JAKARTA, Berita HUKUM - Tim Cyber Crime Dirkrimsus Polda Metro Jaya menangkap tersangka ABC alias MPS alias MM (42) melakukan kejahatan lewat sosial media (sosmed). Ratusan anak menjadi korban kebrutalan seks lewat sosmed Facebook.
Tersangka selain mengajak berhubungan intim anak-anak berusia 10 hingga 15 tahun, juga diajak melakukan phone seks hingga video seks. "Ada 150 foto dan video anak-anak telanjang disimpan di Facebook tersangka. Dan tiga anak ternyata sudah disetubuhinya," kata Dirkrimsus Polda Metro Jaya, Kombes M. Fadil Imron, Senin (3/10).
Dikatakan, dalam melakukan aksinya tersangka menggunakan akun Facebook dengan menyamar sebagai wanita cantik yang memasang foto wanita seksi agar bisa berkenalan dengan korban anak-anak di bawah umur. "Tersangka ABC melakukan komunikasi dengan korban dan mengaku dapat melihat aura negatif, namun dengan syarat harus mengirim foto telanjang untuk didoakan, para korbannya menuruti saja permintaan ABC," jelas Fadil.
Banyak korban yang percaya begitu saja dan mengirim foto. Korban tidak keberatan karena percaya ABC seorang wanita. Namun setelah foto dikirim, ABC selanjutnya mengancam akan menyebarluaskan foto-foto tersebut jika korban menolak permintaanya. "Perintahnya untuk chat (perbincangan) seks dan mengirimkan video seks," ujar Fadil.
Selama satu tahun terakhir, ABC mengaku sudah 10 anak menjadi korbannya. Namun, polisi tak langsung mempercayainya dan menyelidikinya. Penyidik bahkan meminta bantuan Facebook. "Ternyata kami temukan 150 foto-foto vulgar anak di bawah umur. Pelaku ini juga mengaku ada beberapa korbannya yang sempat disetubuhi," papar Fadil.
Dijelaskan, aksi bejat ABC dilakukan setelah bercerai dengan istrinya setahun lalu. Tak ada kerjaan jebolan SMK jurusan tata boga berkenalan dengan dan menjalin hubungan dengan seorang anak bernama MPS (15). Selama berpacaran via Facebook akhirnya ketemu darat dan melakukan hubungan seksual hingga 7 kali. Namun hubungan itu ketahuan keluarga MPS.
Sejak itu tersangka tak pernah ketemu dan akhirnya mencari pengganti anak-anaknya lainnya melalui Facebook. Dalam aksinya ABC berpura-pura menjadi wanita dan meminta foto serta video vulgar pada korban yang masih anak-anak. Untuk meyakinkan para korban mengaku dirinya adalah wanita. Pelaku memasang foto profil perempuan cantik di akun Facebook miliknya.

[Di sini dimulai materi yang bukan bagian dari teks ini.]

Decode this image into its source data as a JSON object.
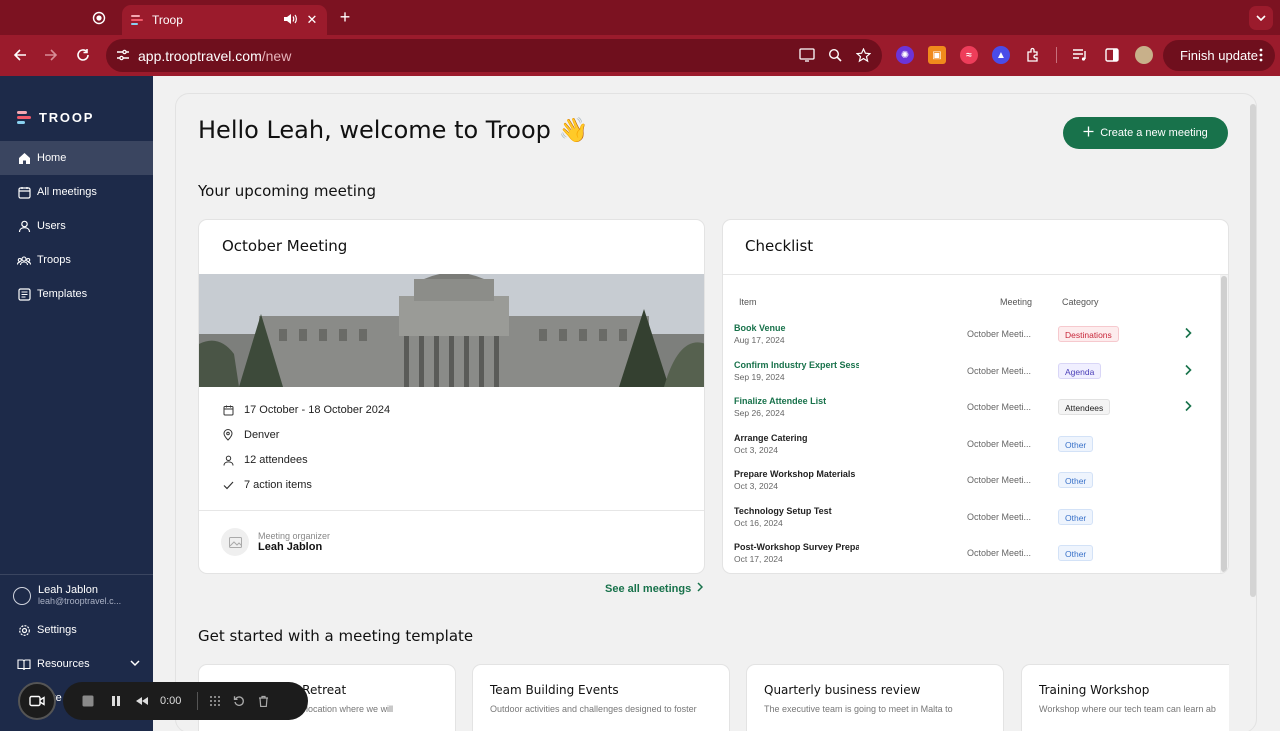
{
  "browser": {
    "tab_title": "Troop",
    "new_tab": "+",
    "close_tab": "✕",
    "url_host": "app.trooptravel.com",
    "url_path": "/new",
    "finish_update": "Finish update"
  },
  "sidebar": {
    "logo": "TROOP",
    "items": [
      {
        "label": "Home",
        "icon": "home-icon"
      },
      {
        "label": "All meetings",
        "icon": "calendar-icon"
      },
      {
        "label": "Users",
        "icon": "user-icon"
      },
      {
        "label": "Troops",
        "icon": "group-icon"
      },
      {
        "label": "Templates",
        "icon": "template-icon"
      }
    ],
    "user_name": "Leah Jablon",
    "user_email": "leah@trooptravel.c...",
    "settings": "Settings",
    "resources": "Resources",
    "more_partial": "re"
  },
  "main": {
    "greeting": "Hello Leah, welcome to Troop 👋",
    "create_button": "Create a new meeting",
    "upcoming_heading": "Your upcoming meeting",
    "meeting": {
      "title": "October Meeting",
      "dates": "17 October - 18 October 2024",
      "location": "Denver",
      "attendees": "12 attendees",
      "actions": "7 action items",
      "organizer_label": "Meeting organizer",
      "organizer_name": "Leah Jablon"
    },
    "see_all": "See all meetings",
    "checklist": {
      "title": "Checklist",
      "col_item": "Item",
      "col_meeting": "Meeting",
      "col_category": "Category",
      "rows": [
        {
          "item": "Book Venue",
          "date": "Aug 17, 2024",
          "meeting": "October Meeti...",
          "category": "Destinations"
        },
        {
          "item": "Confirm Industry Expert Sessi",
          "date": "Sep 19, 2024",
          "meeting": "October Meeti...",
          "category": "Agenda"
        },
        {
          "item": "Finalize Attendee List",
          "date": "Sep 26, 2024",
          "meeting": "October Meeti...",
          "category": "Attendees"
        },
        {
          "item": "Arrange Catering",
          "date": "Oct 3, 2024",
          "meeting": "October Meeti...",
          "category": "Other"
        },
        {
          "item": "Prepare Workshop Materials",
          "date": "Oct 3, 2024",
          "meeting": "October Meeti...",
          "category": "Other"
        },
        {
          "item": "Technology Setup Test",
          "date": "Oct 16, 2024",
          "meeting": "October Meeti...",
          "category": "Other"
        },
        {
          "item": "Post-Workshop Survey Prepa",
          "date": "Oct 17, 2024",
          "meeting": "October Meeti...",
          "category": "Other"
        }
      ]
    },
    "templates_heading": "Get started with a meeting template",
    "templates": [
      {
        "title": "mpany Retreat",
        "desc": "n a scenic location where we will"
      },
      {
        "title": "Team Building Events",
        "desc": "Outdoor activities and challenges designed to foster"
      },
      {
        "title": "Quarterly business review",
        "desc": "The executive team is going to meet in Malta to"
      },
      {
        "title": "Training Workshop",
        "desc": "Workshop where our tech team can learn ab"
      }
    ]
  },
  "recorder": {
    "time": "0:00"
  },
  "colors": {
    "brand_green": "#18724b",
    "sidebar_bg": "#1d2a49",
    "chrome_bg": "#9b1b2c"
  }
}
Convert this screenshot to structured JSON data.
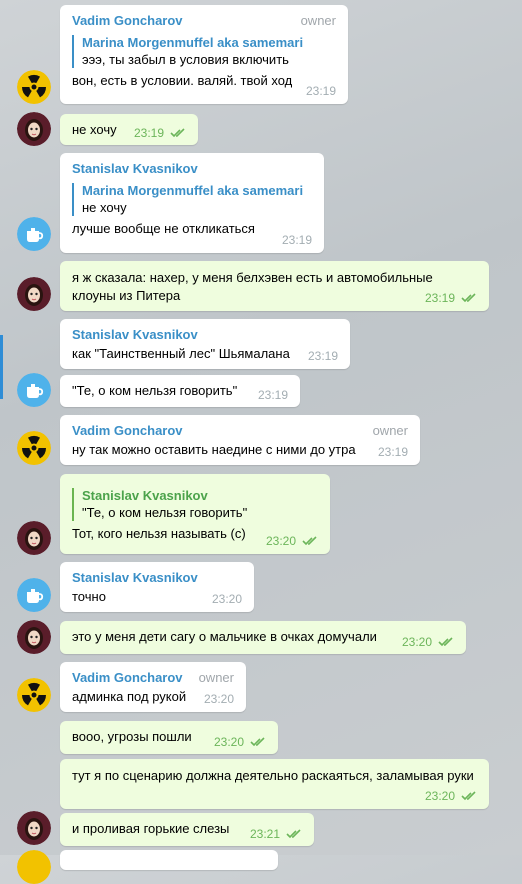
{
  "messages": [
    {
      "sender": "Vadim Goncharov",
      "role": "owner",
      "reply_name": "Marina Morgenmuffel aka samemari",
      "reply_text": "эээ, ты забыл в условия включить",
      "text": "вон, есть в условии. валяй. твой ход",
      "time": "23:19"
    },
    {
      "text": "не хочу",
      "time": "23:19"
    },
    {
      "sender": "Stanislav Kvasnikov",
      "reply_name": "Marina Morgenmuffel aka samemari",
      "reply_text": "не хочу",
      "text": "лучше вообще не откликаться",
      "time": "23:19"
    },
    {
      "text": "я ж сказала: нахер, у меня белхэвен есть и автомобильные клоуны из Питера",
      "time": "23:19"
    },
    {
      "sender": "Stanislav Kvasnikov",
      "text": "как \"Таинственный лес\" Шьямалана",
      "time": "23:19"
    },
    {
      "text": "\"Те, о ком нельзя говорить\"",
      "time": "23:19"
    },
    {
      "sender": "Vadim Goncharov",
      "role": "owner",
      "text": "ну так можно оставить наедине с ними до утра",
      "time": "23:19"
    },
    {
      "reply_name": "Stanislav Kvasnikov",
      "reply_text": "\"Те, о ком нельзя говорить\"",
      "text": "Тот, кого нельзя называть (с)",
      "time": "23:20"
    },
    {
      "sender": "Stanislav Kvasnikov",
      "text": "точно",
      "time": "23:20"
    },
    {
      "text": "это у меня дети сагу о мальчике в очках домучали",
      "time": "23:20"
    },
    {
      "sender": "Vadim Goncharov",
      "role": "owner",
      "text": "админка под рукой",
      "time": "23:20"
    },
    {
      "text": "вооо, угрозы пошли",
      "time": "23:20"
    },
    {
      "text": "тут я по сценарию должна деятельно раскаяться, заламывая руки",
      "time": "23:20"
    },
    {
      "text": "и проливая горькие слезы",
      "time": "23:21"
    }
  ],
  "colors": {
    "accent": "#3a8fc7",
    "outgoing_bubble": "#effdde",
    "read_check": "#6cb55a"
  },
  "icons": {
    "read": "double-check-icon",
    "radiation": "radiation-avatar",
    "teapot": "teapot-avatar",
    "woman": "woman-avatar"
  }
}
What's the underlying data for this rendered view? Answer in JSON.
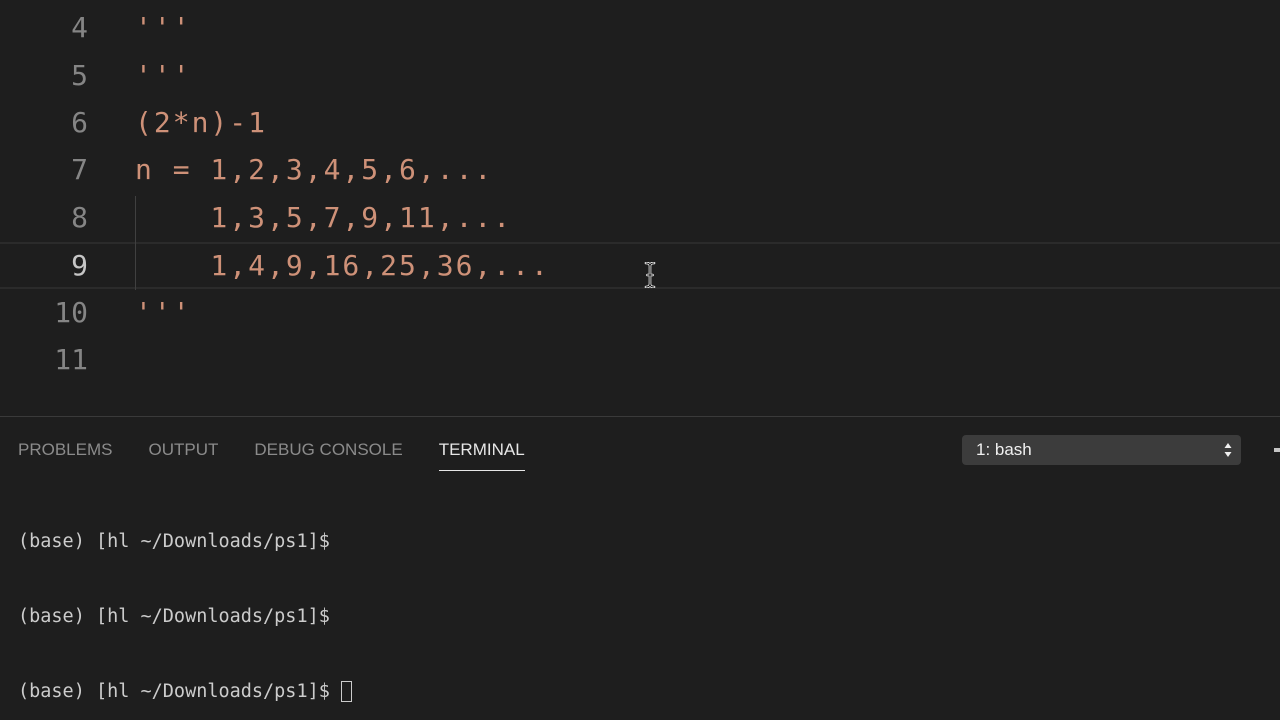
{
  "editor": {
    "lines": [
      {
        "number": "4",
        "code": "'''"
      },
      {
        "number": "5",
        "code": "'''"
      },
      {
        "number": "6",
        "code": "(2*n)-1"
      },
      {
        "number": "7",
        "code": "n = 1,2,3,4,5,6,..."
      },
      {
        "number": "8",
        "code": "    1,3,5,7,9,11,..."
      },
      {
        "number": "9",
        "code": "    1,4,9,16,25,36,..."
      },
      {
        "number": "10",
        "code": "'''"
      },
      {
        "number": "11",
        "code": ""
      }
    ],
    "current_line": "9"
  },
  "panel": {
    "tabs": [
      {
        "label": "PROBLEMS",
        "active": false
      },
      {
        "label": "OUTPUT",
        "active": false
      },
      {
        "label": "DEBUG CONSOLE",
        "active": false
      },
      {
        "label": "TERMINAL",
        "active": true
      }
    ],
    "terminal_select": {
      "value": "1: bash"
    },
    "terminal_lines": [
      "(base) [hl ~/Downloads/ps1]$",
      "(base) [hl ~/Downloads/ps1]$",
      "(base) [hl ~/Downloads/ps1]$"
    ]
  },
  "colors": {
    "background": "#1e1e1e",
    "string": "#ce9178",
    "line_number": "#858585",
    "line_number_active": "#c6c6c6",
    "terminal_text": "#cccccc",
    "select_bg": "#3c3c3c"
  },
  "icons": {
    "select_arrows": "updown-chevron-icon",
    "mouse_cursor": "ibeam-cursor-icon"
  }
}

"Kenapa korban yang dicari anak berusia 10 hingga 15 tahun karena tidak memiliki resiko tuntutan. Dan anak seusia gitu mudah dibujuk rayu, diberi janji-janji bahkan dengan tulisan yang menggoda akhirnya tertarik dengan tersangka," ungkap Fadil.
Kasus ini terungkap setelah orangtua dari salah satu korban ABC melapor ke polisi. Atas dasar laporan tersebut polisi melakukan penelusuran dan menangkap ABC di sebuah hotel di kawasan Cempaka Putih, Jakarta Pusat. "Penyidik menyamar menjadi wanita dan mengajak pelaku ketemu di hotel. Setelah pelaku tiba di hotel langsung kita ringkus," ucap Fadil.
Tersangka dibekuk dari patroli Cyber Crime yang dilakukan petugas, kemudian memancing tersangka dengan berpura-pura sebagai seorang perempuan. Ternyata ajakan tersebut disetujui tersangka dan meminta bertemu di hotel. Saat berada di kamar hotel tersangka langsung diringkus dan disita handphone miliknya yang digunakan untuk kejahatan.
Ketua Komnas Perlindungan Anak, Arist Merdeka Sitait mengatakan kepolisian harus kita apresiasi kinerjanya karena telah berhasil mengungkap kasus ini karena kasus ini tidak mudah sebab harus perlu ahli IT yang bisa membongkar kasus ini. "Saya menyoroti perkembangan teknologi informasi media sosial sekarang di mana anak-anak remaja sekarang sangat tidak tahu tentang internet Sehingga harus di dampingi orang tua," jelasnya.
Anak-anak remaja sekarang banyak tidak terlindungi dari bahaya teknologi. "Sehingga peran orangtua sangat diharapkan memberikan perhatian serius, lewat FB, twitter dan teknologi informatika lainnya. Karena telah terjadi tsunami teknologi dan informasi yang sasaran korbannya anak-anak remaja," saran arist.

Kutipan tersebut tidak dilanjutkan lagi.